I was feeling like a different life started for me," Pachulia said. "He was running the family, he was the boss. We were really confused, whether my mom was going to take his spot or me. Mostly, I had to go in his spot (as a wage-earner).

"I was really young."

The decision was made for Zaza to continue pursuing a career in basketball, and at age 16, he began playing professionally in Turkey's top league. The rough-and-tumble lessons learned in that environment have served Pachulia well in the National Basketball Association, after he was chosen by the Orlando Magic with a second-round pick in the 2003 draft.

"I think he has been playing against men for quite some time, and that's helpful," said Bucks general manager Larry Harris. "It's a different mentality over there than it is here in college and the NBA.

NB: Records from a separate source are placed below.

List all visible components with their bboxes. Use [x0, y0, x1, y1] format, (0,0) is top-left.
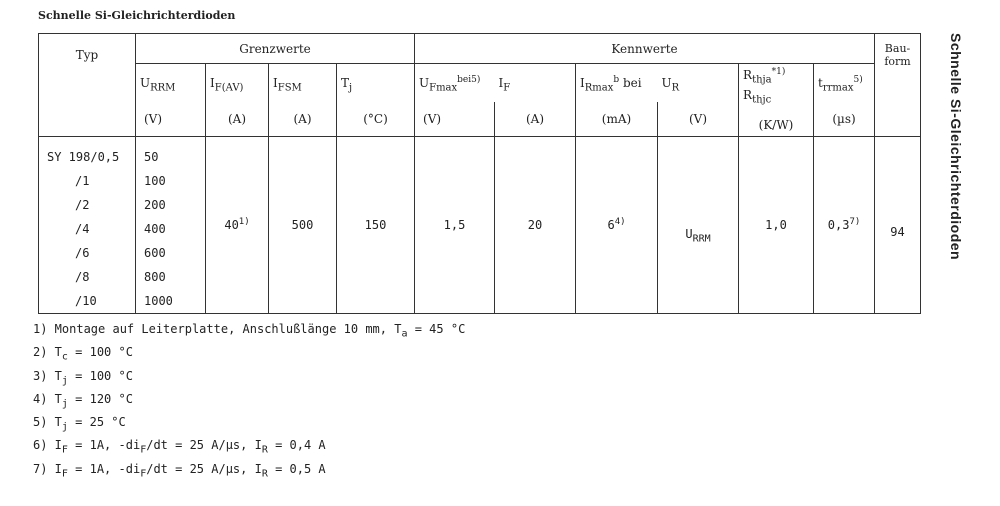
cell-bauform: 94: [874, 135, 922, 314]
type-list: SY 198/0,5/1/2/4/6/8/10: [38, 135, 136, 314]
header-unit: (A): [494, 102, 577, 137]
header-symbol: URRM: [135, 63, 206, 102]
list-item: 400: [144, 221, 166, 236]
header-symbol: trrmax5): [813, 63, 876, 102]
cell-ir: 64): [575, 135, 659, 314]
cell-ur: URRM: [657, 135, 740, 314]
list-item: 800: [144, 269, 166, 284]
list-item: SY 198/0,5: [47, 149, 120, 164]
header-symbol: UR: [657, 63, 740, 102]
header-symbol: UFmaxbei5): [414, 63, 495, 102]
footnote: 5) Tj = 25 °C: [33, 415, 126, 433]
list-item: /8: [75, 269, 90, 284]
side-title: Schnelle Si-Gleichrichterdioden: [948, 33, 964, 261]
list-item: /4: [75, 221, 90, 236]
cell-ifsm: 500: [268, 135, 337, 314]
header-symbol: Tj: [335, 63, 416, 102]
list-item: 50: [144, 149, 159, 164]
urrm-list: 50 100 200 400 600 800 1000: [135, 135, 206, 314]
footnote: 1) Montage auf Leiterplatte, Anschlußlän…: [33, 322, 466, 340]
cell-uf: 1,5: [414, 135, 496, 314]
header-unit: (mA): [575, 102, 659, 137]
list-item: /6: [75, 245, 90, 260]
list-item: /10: [75, 293, 97, 308]
list-item: 1000: [144, 293, 173, 308]
list-item: /2: [75, 197, 90, 212]
header-grenzwerte: Grenzwerte: [134, 33, 416, 64]
header-kennwerte: Kennwerte: [414, 33, 876, 64]
list-item: 100: [144, 173, 166, 188]
header-unit: (V): [414, 102, 496, 137]
footnotes: 1) Montage auf Leiterplatte, Anschlußlän…: [33, 318, 465, 481]
header-symbol: IFSM: [268, 63, 337, 102]
cell-rth: 1,0: [738, 135, 815, 314]
header-symbol: IRmaxb bei: [575, 63, 658, 102]
cell-if-av: 401): [205, 135, 269, 314]
footnote: 3) Tj = 100 °C: [33, 368, 133, 386]
header-symbol: IF: [494, 63, 577, 102]
header-unit: (A): [268, 102, 337, 137]
list-item: 200: [144, 197, 166, 212]
footnote: 6) IF = 1A, -diF/dt = 25 A/µs, IR = 0,4 …: [33, 438, 326, 456]
header-unit: (K/W): [738, 102, 815, 137]
list-item: /1: [75, 173, 90, 188]
header-unit: (V): [657, 102, 740, 137]
footnote: 7) IF = 1A, -diF/dt = 25 A/µs, IR = 0,5 …: [33, 461, 326, 480]
header-typ: Typ: [38, 33, 136, 137]
header-unit: (°C): [335, 102, 416, 137]
page-title: Schnelle Si-Gleichrichterdioden: [38, 9, 236, 22]
cell-trr: 0,37): [813, 135, 876, 314]
footnote: 4) Tj = 120 °C: [33, 391, 133, 410]
header-bauform: Bau-form: [874, 33, 922, 137]
header-unit: (V): [135, 102, 206, 137]
header-symbol: Rthja*1) Rthjc: [738, 63, 815, 105]
header-unit: (µs): [813, 102, 876, 137]
diode-table: Typ Grenzwerte Kennwerte Bau-form URRM IF…: [38, 33, 922, 314]
header-symbol: IF(AV): [205, 63, 269, 102]
list-item: 600: [144, 245, 166, 260]
header-unit: (A): [205, 102, 269, 137]
cell-if: 20: [494, 135, 577, 314]
cell-tj: 150: [335, 135, 416, 314]
footnote: 2) Tc = 100 °C: [33, 345, 133, 363]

"It's like they're playing for their statehood; it's really personal. You never lose at home, and when you go on the road and win, it's like you don't know if you can make it out of the city."

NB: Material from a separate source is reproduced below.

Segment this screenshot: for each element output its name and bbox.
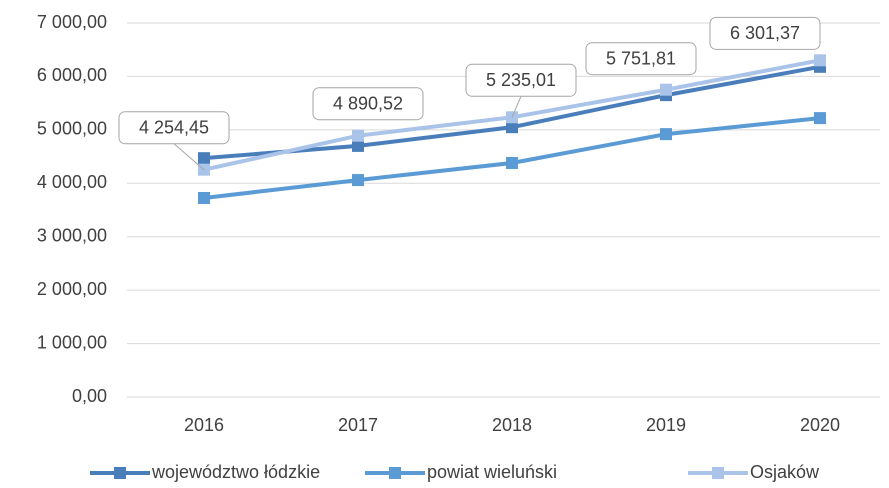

It was that toughness and potential that prompted the Bucks to acquire Pachulia during the off-season. They sent a 2004 second-round draft pick to Charlotte, which had obtained Pachulia's rights from the Magic in the expansion draft.

Pachulia, who will turn 21 next Thursday, has displayed the inconsistency of youth, but he has filled an important role off the bench for the Bucks. He is averaging 19.5 minutes per game, up from 11.3 with Orlando last season, and has marks of 6.5 points and 4.9 rebounds per game.

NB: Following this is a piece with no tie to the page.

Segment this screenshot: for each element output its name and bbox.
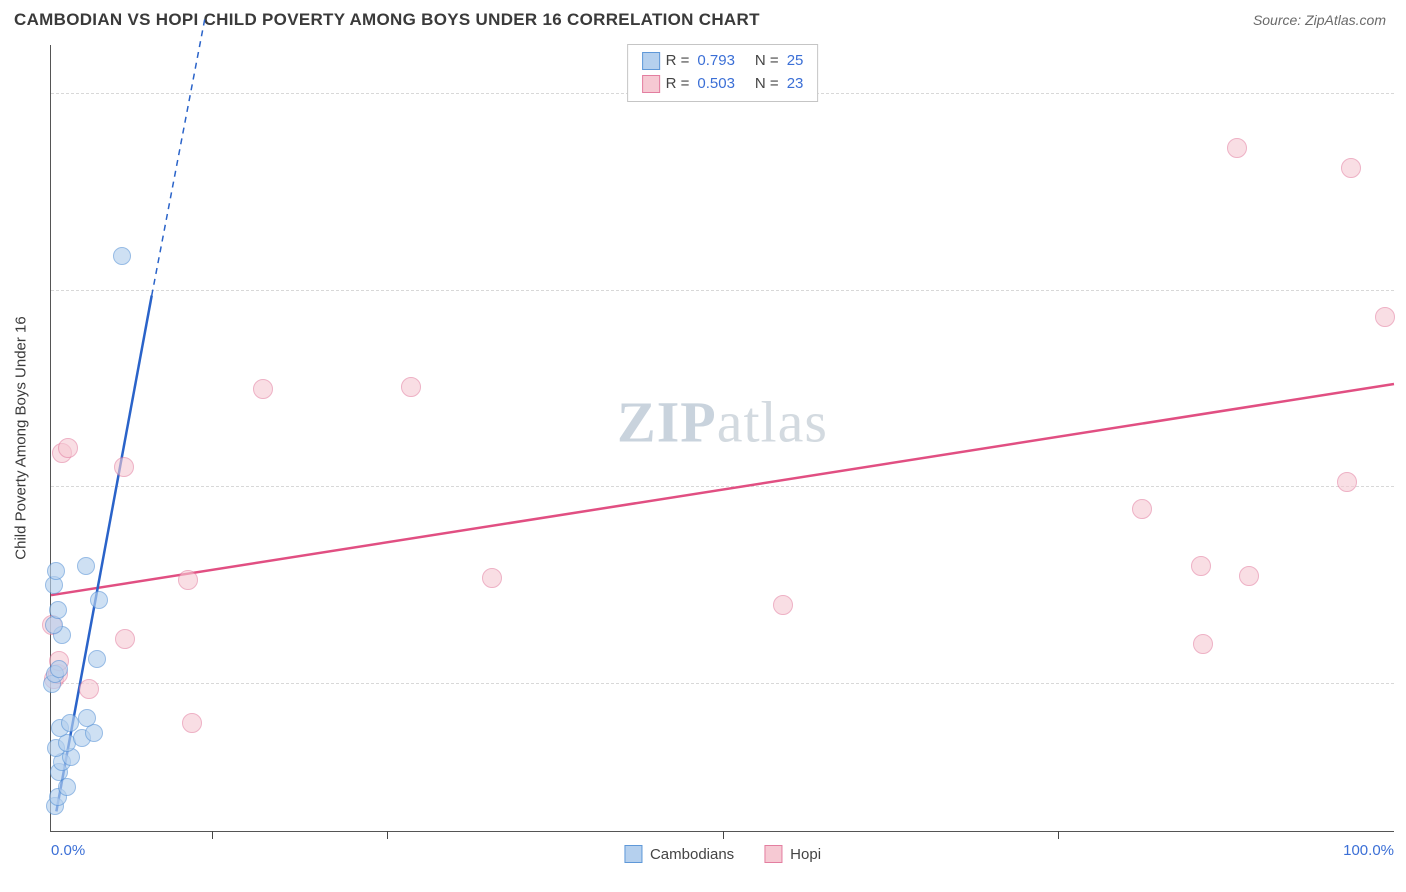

He has set single-game bests in nearly every statistical category this season, including minutes (37), rebounds (13) and assists (six), and his scoring-high of 13 is one shy of his personal best.

For a team that entered the season with many question marks surrounding the center spot, Pachulia has supplied at least a few answers.

"The ability to get more playing time has really made his confidence go up," Bucks coach Terry Porter said. "There are still some areas where his game needs to grow. He competes extremely hard, he's a live body, and he definitely bangs on the boards. He's smart with how he moves on the floor."

It's clear that Pachulia and his mother have lofty aspirations for his career, and his work ethic has impressed Bucks management. Pachulia is in the second year of a two-year contract, but the Bucks do have limited Larry Bird rights and will be able to match any contract offer by another team, up to the mid-level exception.

"Who knows what happens with free agency?" Porter said. "He's a guy we definitely like and would like to continue to be a part of our organization."

Pachulia speaks five languages - Turkish, Georgian, English, Russian and Italian. He started learning English at the age of 6, and that has eased his transition to life in the States.

It also has helped to have his mom, who attends all the Bucks games and sits in a prime seat directly across from the Milwaukee bench, with him every day.

"He's everything for me," Marina said. "First of all, of course, he's my baby. Beyond that, he's my friend and my brother. I can trust him with everything."

Marina also was with her son in Orlando last season. She said she finds the people in Milwaukee to be more friendly than those in central Florida, even though the weather is more like that of her home country.

"She is the most important help for me," Pachulia said. "Instead of going to different restaurants with different food, where you don't know what you're eating, everything is ready. I don't have to think about what to eat, where to eat, what to get."

Marina admits to being nervous during Bucks games, although she rarely shows much emotion.

"My hands hurt because I squeeze them so much," she said. "My dream goes so far that I can visualize him being a superstar."

Harris believes Pachulia is becoming a more consistent force off the bench. The 265-pound center had nine points and three rebounds in 21 minutes in the Bucks' 91-86 victory over Minnesota on Tuesday, and he played a key role down the stretch in a recent road victory against the New York Knicks.

"What you see in the games, he brings every day in practice," Harris said. "The players love playing with him. He wants to get better, and he's not going to settle for being an average NBA player. You like that tenacity and approach to the game."

Whatever Pachulia does and wherever he goes, it will be with his mom's help.

"Her support is huge, especially at this age," he said. "It helps me to have a good start in the league. At first she doesn't have anybody here. But as time goes along it gets easier for me and for her also."

Zaza's Mom​


----------



## alex (Jan 7, 2003)

He came to my school about a month ago. There's a Giorgian who's in my grade, and he personally knows Zaza. So for multi-cultural week he had him come over one day during lunch. He attracted a large crowd around him, and seemed very bashful. He was very friendly and answered everyones questions though. I wish him nothing but the best. He seems like a great guy who could become a very promising player.


----------



## DHarris34Phan (Oct 28, 2004)

*Pachulia and Gadzuric will be provide awesome depth upfront once we can land 2 quality big men. Gadzuric can come in for 15-20 minutes a game and provide great hustle and great defense. Pachulia is only 20 years old and has shown good rebounding skills and also some offense.

Great story on Zaza...*


----------